Le réalisme moral : Évite le relativisme et la subjectivité. La morale n'est pas une question d'opinion ou de culture, mais a un fondement dans la nature des choses.
Le respect de l'autonomie humaine : Malgré le fondement divin, la raison humaine a un rôle réel dans la découverte de la morale. Ce n'est pas une simple obéissance aveugle.
Les défis contemporains à la théorie d'Aquin
Le problème du pluralisme : Dans un monde multiculturel, peut-on parler d'une « nature humaine » unique ? Les critiques estiment que ce qu'Aquin considère comme « naturel » peut être culturel.
Le défi scientifique : Le concept de « nature téléologique » est-il encore défendable après Darwin ? Même si nous acceptons l'évolution, peut-on parler de « fins » dans la nature ?
Le problème de la connaissance : Même si la loi naturelle existe, dans quelle mesure est-elle claire ? Les désaccords moraux profonds questionnent la capacité de la raison à la percevoir clairement.
Développements contemporains
Le thomisme analytique : Des philosophes comme John Haldane reformulent Aquin dans le langage de la philosophie analytique contemporaine.

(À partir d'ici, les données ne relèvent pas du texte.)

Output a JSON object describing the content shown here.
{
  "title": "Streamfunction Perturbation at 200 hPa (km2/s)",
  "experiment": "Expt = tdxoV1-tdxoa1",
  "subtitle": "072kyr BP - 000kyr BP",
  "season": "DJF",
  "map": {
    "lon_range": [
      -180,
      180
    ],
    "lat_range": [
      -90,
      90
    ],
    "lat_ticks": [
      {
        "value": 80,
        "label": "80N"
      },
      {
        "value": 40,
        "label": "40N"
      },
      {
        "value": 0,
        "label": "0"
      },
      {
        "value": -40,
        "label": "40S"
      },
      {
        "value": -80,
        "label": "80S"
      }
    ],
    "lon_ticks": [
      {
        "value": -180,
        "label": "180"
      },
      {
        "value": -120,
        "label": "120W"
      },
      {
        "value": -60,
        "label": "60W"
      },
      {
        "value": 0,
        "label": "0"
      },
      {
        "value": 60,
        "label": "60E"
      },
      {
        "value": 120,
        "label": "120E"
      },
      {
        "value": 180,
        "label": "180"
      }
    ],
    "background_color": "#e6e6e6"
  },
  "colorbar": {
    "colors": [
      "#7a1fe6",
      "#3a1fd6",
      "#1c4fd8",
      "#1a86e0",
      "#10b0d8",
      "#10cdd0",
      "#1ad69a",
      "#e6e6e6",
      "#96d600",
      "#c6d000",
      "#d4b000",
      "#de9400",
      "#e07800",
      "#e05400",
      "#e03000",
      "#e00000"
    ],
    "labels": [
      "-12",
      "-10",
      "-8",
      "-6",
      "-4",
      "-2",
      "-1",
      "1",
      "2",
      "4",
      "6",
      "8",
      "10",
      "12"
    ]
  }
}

Le thomisme existentiel : Jacques Maritain et Étienne Gilson ont développé Aquin dans une direction qui met davantage l'accent sur la personne et la liberté.
Le dialogue avec les sciences cognitives : Tentatives de comprendre comment la raison perçoit la loi naturelle du point de vue de la psychologie cognitive et des neurosciences.
Où en sommes-nous de ce débat aujourd'hui
La théorie d'Aquin reste influente mais n'est pas dominante. Même les thomistes contemporains diffèrent dans son interprétation et son application. Le débat actuel porte sur :
- Peut-on défendre la loi naturelle sans la métaphysique aristotélico-thomiste complète ?
- Comment concilier la permanence de la loi naturelle et la connaissance évolutive de la nature humaine ?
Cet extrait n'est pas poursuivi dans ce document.